Подумай, брат, — строго сказал неотступный отец Гильем у него в голове. Глаза его смотрели из углей костра — темные умные глаза, всегда знающие, что у Гальярда на уме. — Ты любишь мальчика ради него самого, или ты любишь в мальчике себя прежнего, и себя в нем ласкаешь дружбой старшего? Если второе, не привязывай его к себе лживыми узами, ведь он — не ты. Он монах, сердце его рождено для Господа и успокоится только в Нем, сыны человеческие этого не заменят. Как никогда не пытался заменить я — для тебя.
Его сердце лучше моего, брат-инквизитор, возразил Гальярд чернеющим углям и запнулся на середине байки. Он не станет завистником — он им уже не стал. Он не будет искать в мире людей для себя. Каждому из нас иногда просто нужен брат. Ecce quam bonum, и так далее.
— Спать, брат, комплеторий — и спать, — обратился он к Антуану, перехватив юношу на середине зевка. — Как луна поднимется, мы поднимемся вместе с ней, а это не так уж нескоро.

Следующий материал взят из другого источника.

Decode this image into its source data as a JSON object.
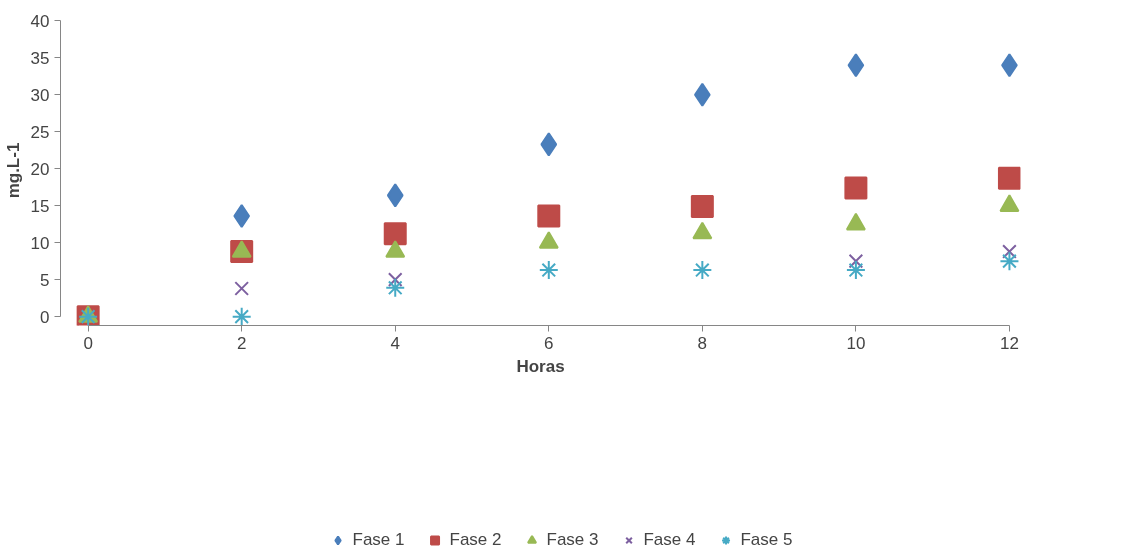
{
  "chart_data": {
    "type": "scatter",
    "xlabel": "Horas",
    "ylabel": "mg.L-1",
    "x": [
      0,
      2,
      4,
      6,
      8,
      10,
      12
    ],
    "xlim": [
      0,
      12
    ],
    "xticks": [
      0,
      2,
      4,
      6,
      8,
      10,
      12
    ],
    "ylim": [
      0,
      40
    ],
    "yticks": [
      0,
      5,
      10,
      15,
      20,
      25,
      30,
      35,
      40
    ],
    "grid": false,
    "legend": "bottom",
    "series": [
      {
        "name": "Fase 1",
        "color": "#4a7ebb",
        "marker": "diamond",
        "values": [
          null,
          13.6,
          16.4,
          23.3,
          30.0,
          34.0,
          34.0
        ]
      },
      {
        "name": "Fase 2",
        "color": "#be4b48",
        "marker": "square",
        "values": [
          0,
          8.8,
          11.2,
          13.6,
          14.9,
          17.4,
          18.7
        ]
      },
      {
        "name": "Fase 3",
        "color": "#98b954",
        "marker": "triangle",
        "values": [
          0,
          8.8,
          8.8,
          10.0,
          11.3,
          12.5,
          15.0
        ]
      },
      {
        "name": "Fase 4",
        "color": "#7d60a0",
        "marker": "cross",
        "values": [
          null,
          3.8,
          5.0,
          null,
          null,
          7.5,
          8.8
        ]
      },
      {
        "name": "Fase 5",
        "color": "#46aac5",
        "marker": "cross",
        "values": [
          0,
          0,
          3.9,
          6.3,
          6.3,
          6.3,
          7.5
        ]
      }
    ]
  }
}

Антуан, казалось бы, только закрыл глаза — а его уже тормошили: не за плечо — Гальярд в темноте промахнулся — а за втянутую в плечи голову. Костерок давно прогорел, в виноградарском домике стало холодно, юноша во сне скрутился в узелок под черным плащом — и теперь нехотя расставался с нагретым местечком на деревянном топчане. Гальярд уже был на ногах, зажег свечу, потягиваясь, на ходу надевал пояс. Длинная тень Гальярда потягивалась на стене. Из-за неплотно прикрытой двери тянулся холодок.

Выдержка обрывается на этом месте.